A Secretaria de Urbanismo e Meio Ambiente de Fortaleza (Seuma) informou, por nota, “que conforme monitoramento, este ano, não há registro de manchas de óleo nas praias do município”. O acompanhamento preventivo da orla e o desenvolvimento de ações de limpeza, quando necessário, é com apoio do Ibama, Superintendência Estadual do Meio Ambiente (Semace), Sema e Marinha do Brasil, explicou.
Impacto social
Os prejuízos para quem tira seu sustento do mar ainda são sentidos pelos trabalhadores cearenses. “Tem a questão da reparação das comunidades, porque quem sofreu mais foram os pescadores, marisqueiras, quem tem pequenas pousadas e que, agora, foram golpeadas de novo pelo coronavírus”, destaca Marcelo de Oliveira.
A pescadora Maria Eliene Pereira do Vale, de 50 anos, relata que perdeu sua autonomia desde a chegada do óleo na Foz do Rio Jaguaribe. “Afetou o nosso trabalho porque ficamos sem poder vender, a rejeição era muito grande, onde dizia que o pescado e os mariscos eram do Rio Jaguaribe, ninguém queria comprar nas feiras e nos mercados”.

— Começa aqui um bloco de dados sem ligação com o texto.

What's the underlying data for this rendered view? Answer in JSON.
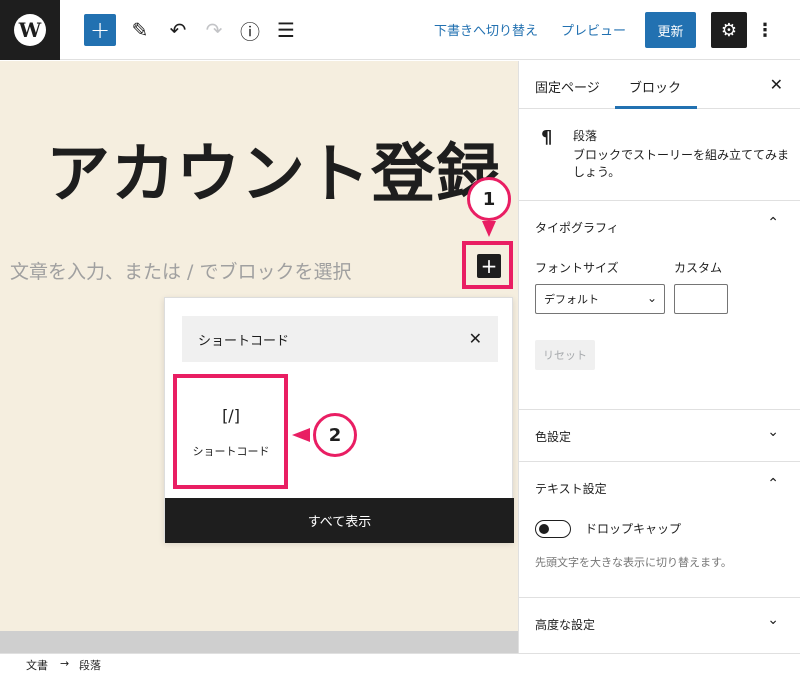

“Hoje, um ano depois desse derramamento, continua a dificuldade de saber o que comemos nem o peixe e nem o marisco. Nunca houve análise da água ou do marisco para saber se estaria contaminado”, aponta.
Os pescadores e marisqueiras organizaram uma campanha intitulada Mar de Luta. “Esses rios e marés são sagradas. São nossos corpos e nossas vidas que estão dentro. Não é habitat só dos peixes porque é dali que a gente tira o nosso sustento”, conclui.